風のさらさら流れる木立の丘に小さな一軒家。
病弱な少女は春の訪れとともに種をひとつだけ植えた。
それはまだ誰も知らない花。
名前さえもついていない花。
咲くかどうかも分からない花。
芽を出した葉は奇跡の色をしていた。
彼女はその小さな苗を育てる生活に身を置く。
葉が成長するにつれて次第に体調も回復していって
主治医の先生も褒めてくれた。
苗が育つと鉢を変えた。
数少ない友だちが集まってそれを手伝ってくれた。
彼女はこれまでの人生が間違ってはいなかったのだと知る。
夏を凌いで秋が深まり、吐く息が白くなりはじめた頃、花は咲いた。
彼女は嬉しげにその美しい花を見つめ、幾重にも重なる花びらの奥に隠れた弱さを認めた。

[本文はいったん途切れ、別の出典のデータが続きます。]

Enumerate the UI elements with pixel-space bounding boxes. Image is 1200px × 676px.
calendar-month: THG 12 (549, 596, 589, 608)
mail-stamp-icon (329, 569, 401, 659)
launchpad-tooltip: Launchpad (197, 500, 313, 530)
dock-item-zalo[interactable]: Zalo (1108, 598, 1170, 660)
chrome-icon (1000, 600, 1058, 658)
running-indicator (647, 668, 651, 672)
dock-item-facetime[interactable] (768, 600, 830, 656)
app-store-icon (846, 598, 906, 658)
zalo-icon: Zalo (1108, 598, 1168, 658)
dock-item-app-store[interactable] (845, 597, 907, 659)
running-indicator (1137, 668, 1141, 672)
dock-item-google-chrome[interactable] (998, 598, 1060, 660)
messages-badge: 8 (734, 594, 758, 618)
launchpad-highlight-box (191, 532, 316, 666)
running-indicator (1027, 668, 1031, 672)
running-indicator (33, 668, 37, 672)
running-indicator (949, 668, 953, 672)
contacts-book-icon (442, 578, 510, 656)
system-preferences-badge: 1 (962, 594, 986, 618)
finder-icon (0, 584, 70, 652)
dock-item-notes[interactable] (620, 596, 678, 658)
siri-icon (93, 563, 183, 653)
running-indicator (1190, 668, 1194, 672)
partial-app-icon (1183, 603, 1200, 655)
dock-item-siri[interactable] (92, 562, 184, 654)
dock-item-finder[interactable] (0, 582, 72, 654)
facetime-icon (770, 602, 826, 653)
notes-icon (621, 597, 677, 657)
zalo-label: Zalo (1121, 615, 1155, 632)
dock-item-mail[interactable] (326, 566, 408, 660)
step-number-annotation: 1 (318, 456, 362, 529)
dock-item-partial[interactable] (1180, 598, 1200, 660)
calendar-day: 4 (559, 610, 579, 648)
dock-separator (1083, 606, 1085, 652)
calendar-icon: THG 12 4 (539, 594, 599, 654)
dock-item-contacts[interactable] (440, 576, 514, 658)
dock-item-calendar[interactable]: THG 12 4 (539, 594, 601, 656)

先生はぜひ家の外に出すべきだと、もっと多くの人に見せるべきだと言った。
彼女はあまり乗り気ではなかったが先生の言う通りにした。
雨が降った。世界で1番冷たくて黒い雨。
鉛色の雲から注ぐ強い雨は瞬く間に花弁をもぎ取った。
ねえ先生、どうして一生懸命に育てあげた花は冷たい雨に晒されなければいけないのでしょうか、
わたしはただ、わたしがここにいたという小さな欠片を残したかっただけなの。
先生は何も言えずに立ち尽くした。彼もまた黒い雨を降らせた大人の1人なのだから。
雨で洗われた後の空気は、皮肉にも未来さえいらないと思えるほどに澄み渡った美しさだった。